Nic Cester Sugar RushFormer Jet frontman Nic Cester answered our questions about his solo debut Sugar Rush; the expansive, vibrant and fiercely dynamic album was recorded with Cester’s double-drummer band The Milano Elettrica.

Tell us how the awesome Milano Elettrica was assembled, and about your own connection to Italy.

Well, the band are a collection of some of the best musicians in Italy. They are all from quite successful bands in their own right and are all quite well known. Sergio [Carnevale], one of the drummers, was actually the only one who I knew personally before starting the project. We’d been friends for a few years, but the others were suggested by an Italian producer friend of mine. They are a nice bunch of guys… extremely talented.

There’s a great psychedelic jam-out three quarters of the way through Psichebello – is this kind of reflective of how your sessions with The Milano Elettrica begin or evolve?

Actually no; the songs were already written before the band got involved. I just wanted there to be at least one moment on the album where the band could put their stamp on it – and live is a different thing altogether. There are a few moments in the set where the guys can take over and expand on my themes.

You use straight, square, plinking piano triads often across the record (Eyes On The Horizon, Strange Dreams, God Knows, the organ on Hard Times); did you have that idea in mind to provide a sort of metronome or counter to the funkier, syncopated elements?

Because I was mixing so many genres together in the songwriting, I felt that some ‘glue’ was needed to help stitch it all together. There are a few themes that are repeated throughout the album for that reason.

On Top Of The World is a beautiful little interlude. How confident were you initially with such a close, raw rendition of your voice, before those swelling strings come in?

To be honest when it comes to vocal stuff I’ve always been pretty confident. It’s always come very naturally to me and has never been anything I’ve really had to think about too much. Most of the vocals were done very quickly, and often at the very beginning of the recording. I don’t like getting too cerebral with vocals. It’s much more important to me to try and catch a mood, convey something emotionally, even if it is a little ‘flawed’. I guess that’s the point… to me, the scratches and tiny imperfections aren’t flaws.

God Knows is an absolutely enormous, aching, swaggering beast. How did its components come together?

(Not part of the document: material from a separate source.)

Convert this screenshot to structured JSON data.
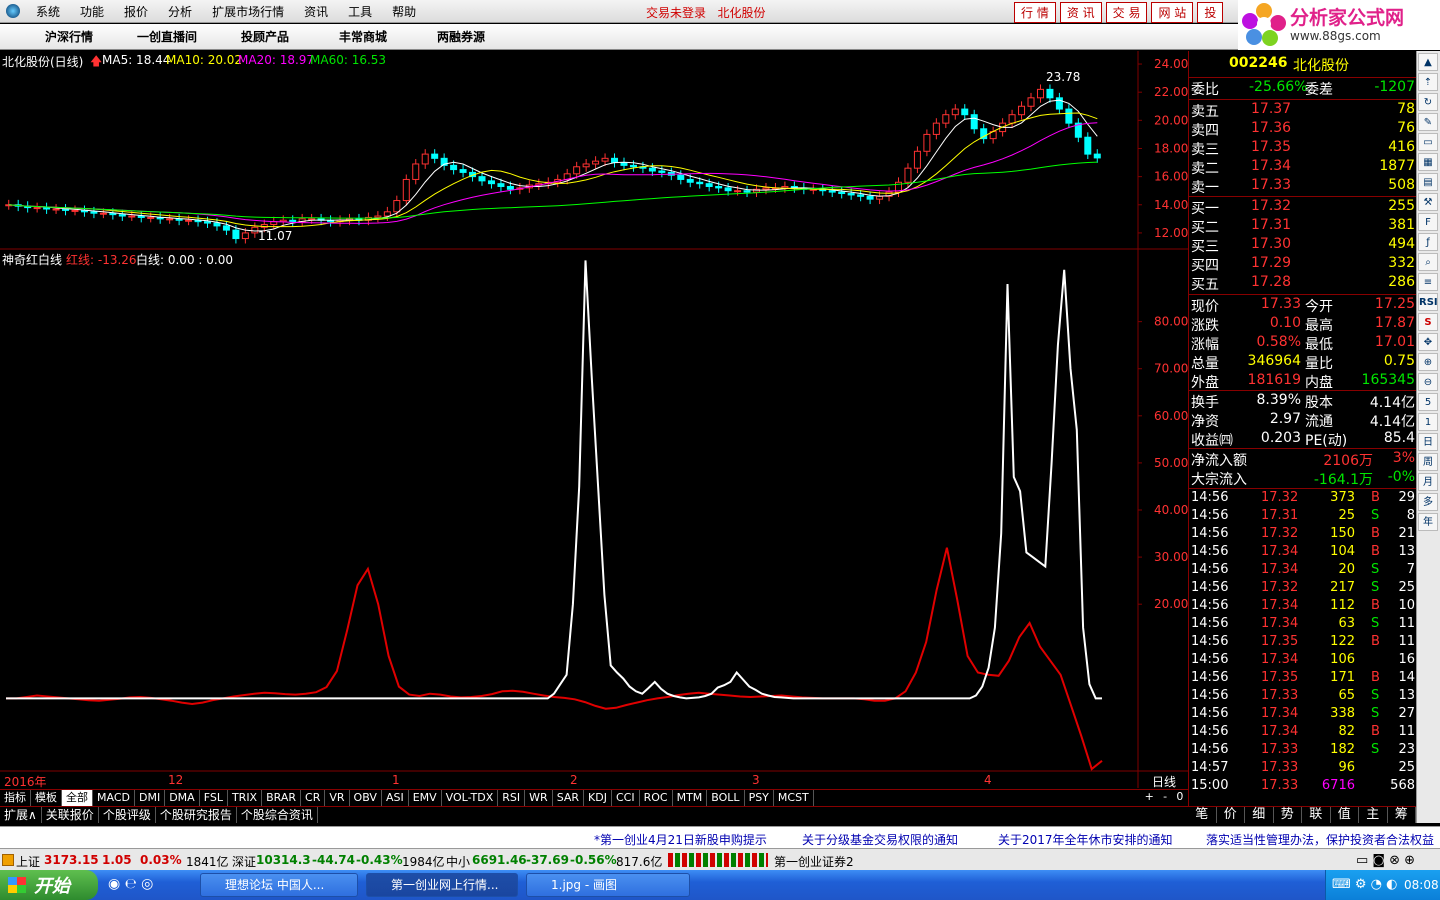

I woke up one morning when I was living in Berlin with the melody in my head. By the time I got the U-Bahn to the studio I was working in (40 minutes later), the whole thing was written. I recorded the drums, bass and guitar before lunch and the whole song was done by late afternoon. That had never happened to me before, but I was really focused and the song just seemed to pour out of me very quickly. I had a very clear idea about it in my mind, and I just tried to get it out as quickly as possible, before it was diluted.

During the recording of God Knows you were allowed access to the private guitar and amp collection of the Italian studio’s owner, Mauro Pagani. Which of his vintage pieces particularly entranced you?

All sorts of amps with strange names… Binson, Echo, Farfisa, Crucinelli. It was all very exotic and just added to the atmosphere. Mauro’s Crucinelli guitar was the stand-out though. I would have bought it in a second if it was for sale. Yes, I did try.

You let your scream super loose on the very dynamic Neon Light – one of the first songs you wrote for the album. Conversely, are you going to save that track for the ends of your sets, so you don’t blow a vocal gasket too early?

We do leave that song to the end although God Knows is a hell of a lot harder to sing than that one.

In that vein, you’ve got a couple of live dates coming up. You’ve already played much of Sugar Rush live; did any songs present significant problems when translating them to a live setting?

Nah, nothing too tricky. Again, the guys are so talented that it’s been surprisingly easy to get the show together. I don’t even really need to play guitar all that much. It’s nice to just be a singer now that it’s all written and recorded.

Sugar Rush is out November 3 via Liberation.